Workgroup settings - Amazon Athena

Workgroup settings

Each workgroup has the following settings:

  • A unique name. It can contain from 1 to 128 characters, including alphanumeric characters, dashes, and underscores. After you create a workgroup, you cannot change its name. You can, however, create a new workgroup with the same settings and a different name.

  • Settings that apply to all queries running in the workgroup. They include:

    • A location in Amazon S3 for storing query results for all queries that run in this workgroup. This location must exist before you specify it for the workgroup when you create it. For information about creating an Amazon S3 bucket, see Create a bucket.

    • Bucket owner control of query results – Whether the owner of the Amazon S3 query results bucket has full control over new objects that are written to the bucket. For example, if your query result location is owned by another account, you can grant ownership and full control over your query results to the other account.

    • Expected bucket owner – The ID of the AWS account that you expect to be the owner of the query results bucket. This is an added security measure. If the account ID of the bucket owner does not match the ID that you specify here, attempts to output to the bucket will fail. For in-depth information, see Verifying bucket ownership with bucket owner condition in the Amazon S3 User Guide..


      The expected bucket owner setting applies only to the Amazon S3 output location that you specify for Athena query results. It does not apply to other Amazon S3 locations like data source locations in external Amazon S3 buckets, CTAS and INSERT INTO destination table locations, UNLOAD statement output locations, operations to spill buckets for federated queries, or SELECT queries run against a table in another account.

    • An encryption setting, if you use encryption for all workgroup queries. You can encrypt only all queries in a workgroup, not just some of them. It is best to create separate workgroups to contain queries that are either encrypted or not encrypted.

In addition, you can override client-side settings. Before the release of workgroups, you could specify results location and encryption options as parameters in the JDBC or ODBC driver, or in the Properties tab in the Athena console. These settings could also be specified directly via the API operations. These settings are known as "client-side settings". With workgroups, you can configure these settings at the workgroup level and enforce control over them. This spares your users from setting them individually. If you select the Override Client-Side Settings, queries use the workgroup settings and ignore the client-side settings.

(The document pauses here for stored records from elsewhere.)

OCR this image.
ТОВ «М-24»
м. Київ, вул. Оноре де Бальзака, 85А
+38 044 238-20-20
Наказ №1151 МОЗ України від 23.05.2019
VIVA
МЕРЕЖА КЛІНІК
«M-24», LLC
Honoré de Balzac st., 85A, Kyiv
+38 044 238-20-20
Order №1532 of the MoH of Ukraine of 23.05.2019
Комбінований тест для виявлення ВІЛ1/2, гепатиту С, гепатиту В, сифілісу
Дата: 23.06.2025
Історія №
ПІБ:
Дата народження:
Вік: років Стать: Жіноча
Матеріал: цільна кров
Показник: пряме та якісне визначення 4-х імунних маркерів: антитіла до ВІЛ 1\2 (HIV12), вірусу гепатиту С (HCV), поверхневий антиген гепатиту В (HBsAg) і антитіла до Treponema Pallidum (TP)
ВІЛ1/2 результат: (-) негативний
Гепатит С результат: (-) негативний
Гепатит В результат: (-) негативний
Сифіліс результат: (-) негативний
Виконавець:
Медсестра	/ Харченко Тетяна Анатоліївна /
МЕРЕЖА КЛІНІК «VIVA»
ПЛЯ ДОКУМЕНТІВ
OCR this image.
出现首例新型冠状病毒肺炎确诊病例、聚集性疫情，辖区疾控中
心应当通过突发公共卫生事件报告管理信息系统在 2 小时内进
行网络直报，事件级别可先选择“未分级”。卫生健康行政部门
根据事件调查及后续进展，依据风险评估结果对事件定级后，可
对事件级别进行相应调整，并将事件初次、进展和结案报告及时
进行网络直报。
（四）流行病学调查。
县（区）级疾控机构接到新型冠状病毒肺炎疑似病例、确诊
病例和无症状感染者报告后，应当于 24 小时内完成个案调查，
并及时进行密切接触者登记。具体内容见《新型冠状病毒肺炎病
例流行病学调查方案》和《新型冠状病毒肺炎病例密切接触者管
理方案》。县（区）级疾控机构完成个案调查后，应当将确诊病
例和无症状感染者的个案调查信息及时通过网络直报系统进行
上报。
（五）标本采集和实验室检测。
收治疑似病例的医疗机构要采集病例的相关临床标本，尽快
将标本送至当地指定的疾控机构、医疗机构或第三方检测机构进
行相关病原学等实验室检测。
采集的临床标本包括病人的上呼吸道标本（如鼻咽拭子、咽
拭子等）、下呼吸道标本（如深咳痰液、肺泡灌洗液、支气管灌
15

If Override Client-Side Settings is selected, the user is notified on the console that their settings have changed. If workgroup settings are enforced this way, users can omit corresponding client-side settings. In this case, if you run queries in the console, the workgroup's settings are used for them even if any queries have client-side settings. Also, if you run queries in this workgroup through the command line interface, API operations, or the drivers, any settings that you specified are overwritten by the workgroup's settings. This affects the query results location and encryption. To check which settings are used for the workgroup, view workgroup's details.

You can also set query limits for queries in workgroups.